Supernova Is Getting Interesting

Supernova bills itself as the portfolio service that is built on the best of David Gardner’s stock picks from Stock Advisor and Rule Breakers. The only problem is that up until now there has not been a lot of actual portfolio management happening. It’s been more about just buying stocks on a regular basis with a dash of allocation guidance thrown in. But both Phoenix and Odyssey have entered new phases where portfolio management is taking on growing importance. And this change might finally make the Supernova service worth its premium price.

Phoenix is entering its second phase as it heads into 2015 where it will no longer be adding new money to the portfolio. Furthermore it will have to make $10,000 in distributions each quarter, mimicking a person in retirement, which has always been its charter. This means it will have to be very careful about its future Buy and Sell choices in order to avoid depleting the portfolio.

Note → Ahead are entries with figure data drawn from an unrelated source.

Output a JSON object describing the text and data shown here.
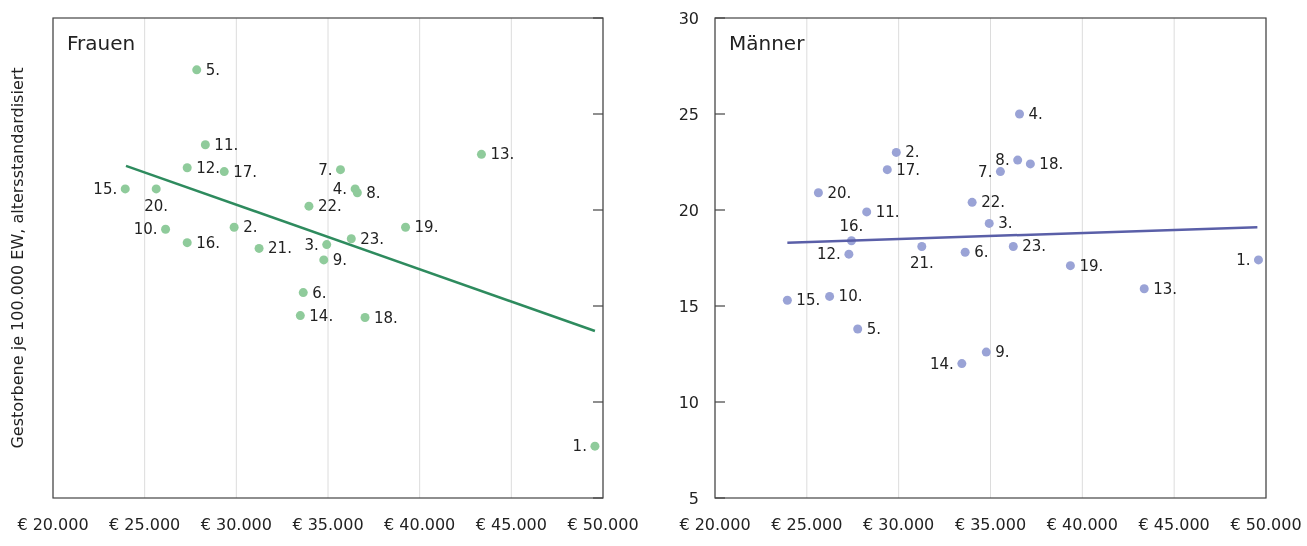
{
  "chart_data": [
    {
      "type": "scatter",
      "title": "Frauen",
      "ylabel": "Gestorbene je 100.000 EW, altersstandardisiert",
      "xlim": [
        20000,
        50000
      ],
      "ylim": [
        5,
        30
      ],
      "xticks": [
        {
          "value": 20000,
          "label": "€ 20.000"
        },
        {
          "value": 25000,
          "label": "€ 25.000"
        },
        {
          "value": 30000,
          "label": "€ 30.000"
        },
        {
          "value": 35000,
          "label": "€ 35.000"
        },
        {
          "value": 40000,
          "label": "€ 40.000"
        },
        {
          "value": 45000,
          "label": "€ 45.000"
        },
        {
          "value": 50000,
          "label": "€ 50.000"
        }
      ],
      "yticks": [
        5,
        10,
        15,
        20,
        25,
        30
      ],
      "tick_labels": "x",
      "grid": "x",
      "series": [
        {
          "marker": "circle",
          "color": "#8fcb9b",
          "x": [
            49560,
            29880,
            34930,
            36480,
            27840,
            33650,
            35680,
            36600,
            34770,
            26140,
            28310,
            27320,
            43370,
            33490,
            23940,
            27320,
            29340,
            37020,
            39230,
            25630,
            31240,
            33960,
            36270
          ],
          "values": [
            7.7,
            19.1,
            18.2,
            21.1,
            27.3,
            15.7,
            22.1,
            20.9,
            17.4,
            19.0,
            23.4,
            22.2,
            22.9,
            14.5,
            21.1,
            18.3,
            22.0,
            14.4,
            19.1,
            21.1,
            18.0,
            20.2,
            18.5
          ]
        },
        {
          "type": "line",
          "color": "#2e8b5e",
          "x": [
            23980,
            49560
          ],
          "values": [
            22.3,
            13.7
          ]
        }
      ],
      "annotations": [
        {
          "text": "1.",
          "x": 49560,
          "y": 7.7
        },
        {
          "text": "2.",
          "x": 29880,
          "y": 19.1
        },
        {
          "text": "3.",
          "x": 34930,
          "y": 18.2
        },
        {
          "text": "4.",
          "x": 36480,
          "y": 21.1
        },
        {
          "text": "5.",
          "x": 27840,
          "y": 27.3
        },
        {
          "text": "6.",
          "x": 33650,
          "y": 15.7
        },
        {
          "text": "7.",
          "x": 35680,
          "y": 22.1
        },
        {
          "text": "8.",
          "x": 36600,
          "y": 20.9
        },
        {
          "text": "9.",
          "x": 34770,
          "y": 17.4
        },
        {
          "text": "10.",
          "x": 26140,
          "y": 19.0
        },
        {
          "text": "11.",
          "x": 28310,
          "y": 23.4
        },
        {
          "text": "12.",
          "x": 27320,
          "y": 22.2
        },
        {
          "text": "13.",
          "x": 43370,
          "y": 22.9
        },
        {
          "text": "14.",
          "x": 33490,
          "y": 14.5
        },
        {
          "text": "15.",
          "x": 23940,
          "y": 21.1
        },
        {
          "text": "16.",
          "x": 27320,
          "y": 18.3
        },
        {
          "text": "17.",
          "x": 29340,
          "y": 22.0
        },
        {
          "text": "18.",
          "x": 37020,
          "y": 14.4
        },
        {
          "text": "19.",
          "x": 39230,
          "y": 19.1
        },
        {
          "text": "20.",
          "x": 25630,
          "y": 21.1
        },
        {
          "text": "21.",
          "x": 31240,
          "y": 18.0
        },
        {
          "text": "22.",
          "x": 33960,
          "y": 20.2
        },
        {
          "text": "23.",
          "x": 36270,
          "y": 18.5
        }
      ]
    },
    {
      "type": "scatter",
      "title": "Männer",
      "xlim": [
        20000,
        50000
      ],
      "ylim": [
        5,
        30
      ],
      "xticks": [
        {
          "value": 20000,
          "label": "€ 20.000"
        },
        {
          "value": 25000,
          "label": "€ 25.000"
        },
        {
          "value": 30000,
          "label": "€ 30.000"
        },
        {
          "value": 35000,
          "label": "€ 35.000"
        },
        {
          "value": 40000,
          "label": "€ 40.000"
        },
        {
          "value": 45000,
          "label": "€ 45.000"
        },
        {
          "value": 50000,
          "label": "€ 50.000"
        }
      ],
      "yticks": [
        5,
        10,
        15,
        20,
        25,
        30
      ],
      "grid": "x",
      "series": [
        {
          "marker": "circle",
          "color": "#9aa3d6",
          "x": [
            49590,
            29870,
            34930,
            36580,
            27770,
            33620,
            35540,
            36480,
            34770,
            26240,
            28260,
            27290,
            43370,
            33440,
            23940,
            27430,
            29380,
            37170,
            39350,
            25630,
            31260,
            34000,
            36240
          ],
          "values": [
            17.4,
            23.0,
            19.3,
            25.0,
            13.8,
            17.8,
            22.0,
            22.6,
            12.6,
            15.5,
            19.9,
            17.7,
            15.9,
            12.0,
            15.3,
            18.4,
            22.1,
            22.4,
            17.1,
            20.9,
            18.1,
            20.4,
            18.1
          ]
        },
        {
          "type": "line",
          "color": "#5a5fa8",
          "x": [
            23940,
            49530
          ],
          "values": [
            18.3,
            19.1
          ]
        }
      ],
      "annotations": [
        {
          "text": "1.",
          "x": 49590,
          "y": 17.4
        },
        {
          "text": "2.",
          "x": 29870,
          "y": 23.0
        },
        {
          "text": "3.",
          "x": 34930,
          "y": 19.3
        },
        {
          "text": "4.",
          "x": 36580,
          "y": 25.0
        },
        {
          "text": "5.",
          "x": 27770,
          "y": 13.8
        },
        {
          "text": "6.",
          "x": 33620,
          "y": 17.8
        },
        {
          "text": "7.",
          "x": 35540,
          "y": 22.0
        },
        {
          "text": "8.",
          "x": 36480,
          "y": 22.6
        },
        {
          "text": "9.",
          "x": 34770,
          "y": 12.6
        },
        {
          "text": "10.",
          "x": 26240,
          "y": 15.5
        },
        {
          "text": "11.",
          "x": 28260,
          "y": 19.9
        },
        {
          "text": "12.",
          "x": 27290,
          "y": 17.7
        },
        {
          "text": "13.",
          "x": 43370,
          "y": 15.9
        },
        {
          "text": "14.",
          "x": 33440,
          "y": 12.0
        },
        {
          "text": "15.",
          "x": 23940,
          "y": 15.3
        },
        {
          "text": "16.",
          "x": 27430,
          "y": 18.4
        },
        {
          "text": "17.",
          "x": 29380,
          "y": 22.1
        },
        {
          "text": "18.",
          "x": 37170,
          "y": 22.4
        },
        {
          "text": "19.",
          "x": 39350,
          "y": 17.1
        },
        {
          "text": "20.",
          "x": 25630,
          "y": 20.9
        },
        {
          "text": "21.",
          "x": 31260,
          "y": 18.1
        },
        {
          "text": "22.",
          "x": 34000,
          "y": 20.4
        },
        {
          "text": "23.",
          "x": 36240,
          "y": 18.1
        }
      ]
    }
  ]
}
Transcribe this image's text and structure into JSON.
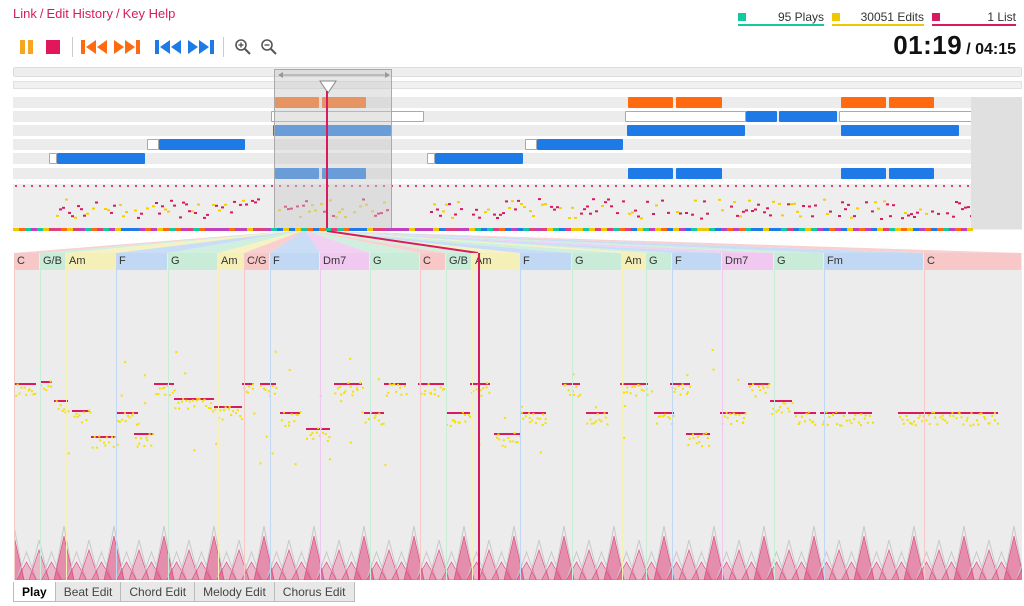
{
  "nav": {
    "link": "Link",
    "edit_history": "Edit History",
    "key_help": "Key Help"
  },
  "stats": {
    "plays": "95 Plays",
    "plays_color": "#14c8a0",
    "edits": "30051 Edits",
    "edits_color": "#f0c800",
    "list": "1 List",
    "list_color": "#d81b60"
  },
  "time": {
    "current": "01:19",
    "total": "/ 04:15"
  },
  "toolbar": {
    "buttons": [
      {
        "name": "pause-button",
        "icon": "pause-icon",
        "color": "#f5a623"
      },
      {
        "name": "stop-button",
        "icon": "stop-icon",
        "color": "#e0185a"
      },
      {
        "name": "chorus-prev-button",
        "icon": "rewind-icon",
        "color": "#ff6a10"
      },
      {
        "name": "chorus-next-button",
        "icon": "fast-forward-icon",
        "color": "#ff6a10"
      },
      {
        "name": "section-prev-button",
        "icon": "rewind-icon",
        "color": "#1e7ae6"
      },
      {
        "name": "section-next-button",
        "icon": "fast-forward-icon",
        "color": "#1e7ae6"
      },
      {
        "name": "zoom-in-button",
        "icon": "zoom-in-icon",
        "color": "#555555"
      },
      {
        "name": "zoom-out-button",
        "icon": "zoom-out-icon",
        "color": "#555555"
      }
    ]
  },
  "chords": [
    {
      "label": "C",
      "color": "#f8c8c8"
    },
    {
      "label": "G/B",
      "color": "#c8ecd8"
    },
    {
      "label": "Am",
      "color": "#f4f0b8"
    },
    {
      "label": "F",
      "color": "#c0d8f4"
    },
    {
      "label": "G",
      "color": "#c8ecd8"
    },
    {
      "label": "Am",
      "color": "#f4f0b8"
    },
    {
      "label": "C/G",
      "color": "#f8c8c8"
    },
    {
      "label": "F",
      "color": "#c0d8f4"
    },
    {
      "label": "Dm7",
      "color": "#f0c8f0"
    },
    {
      "label": "G",
      "color": "#c8ecd8"
    },
    {
      "label": "C",
      "color": "#f8c8c8"
    },
    {
      "label": "G/B",
      "color": "#c8ecd8"
    },
    {
      "label": "Am",
      "color": "#f4f0b8"
    },
    {
      "label": "F",
      "color": "#c0d8f4"
    },
    {
      "label": "G",
      "color": "#c8ecd8"
    },
    {
      "label": "Am",
      "color": "#f4f0b8"
    },
    {
      "label": "G",
      "color": "#c8ecd8"
    },
    {
      "label": "F",
      "color": "#c0d8f4"
    },
    {
      "label": "Dm7",
      "color": "#f0c8f0"
    },
    {
      "label": "G",
      "color": "#c8ecd8"
    },
    {
      "label": "Fm",
      "color": "#c0d8f4"
    },
    {
      "label": "C",
      "color": "#f8c8c8"
    }
  ],
  "tabs": [
    {
      "label": "Play",
      "active": true
    },
    {
      "label": "Beat Edit",
      "active": false
    },
    {
      "label": "Chord Edit",
      "active": false
    },
    {
      "label": "Melody Edit",
      "active": false
    },
    {
      "label": "Chorus Edit",
      "active": false
    }
  ],
  "colors": {
    "chorus": "#ff6a10",
    "section": "#1e7ae6",
    "melody_note": "#d81b60",
    "pitch_trace": "#f5e000",
    "playhead": "#d81b60",
    "beat": "#e0407a"
  }
}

Odyssey on the other hand has also found itself in a situation where recapitalization has become necessary. The portfolio will continue to contribute new money on a regular basis, but as the portfolio has grown, each new $1000 investment has amounted to smaller and more allocations, which in turn has made each investment decision less and less impactful. And so they have just undertaken a recapitalization plan where they sold 10% of their holdings in order to make money available for new investments that are bigger than their normal $1000 contributions allows. They will do this rebalancing on an annual basis.

I like both developments. For Phoenix, this moves it into the interesting position of being an investment portfolio where there will be more selling than buying. The real world application here is huge and will require an entirely different type of strategizing than what you will find anywhere else in the Motley fool universe, let alone most other investment services out there. Odyssey is also incorporating a realistic constraint that most investors face: limited funds and the need to make hard calls on which stocks to keep or sell as they look to optimize growth. In their first round of recapitalization they have made some interesting and controversial decisions and the service has benefited from the discussions these moves have generated.

With Supernova opening up to new members in the near future, the service has never been more valuable as it starts to really earn its premium status.

{ 2 comments… add one }
  • Jim December 1, 2014, 10:31 am

    Thx for the updates Kevin. So, going forward how do you see Supernova Phoenix as an IRA destination, especially an IRA that will not have future additions?

    Reply
    • Kevin December 2, 2014, 10:42 pm

      Thanks Jim. I think that makes sense. Phoenix was intended to mimic someone in retirement, so now that they can’t add any additional funds, it would fit the bill for an IRA, as long as you can buy and sell the individual stocks.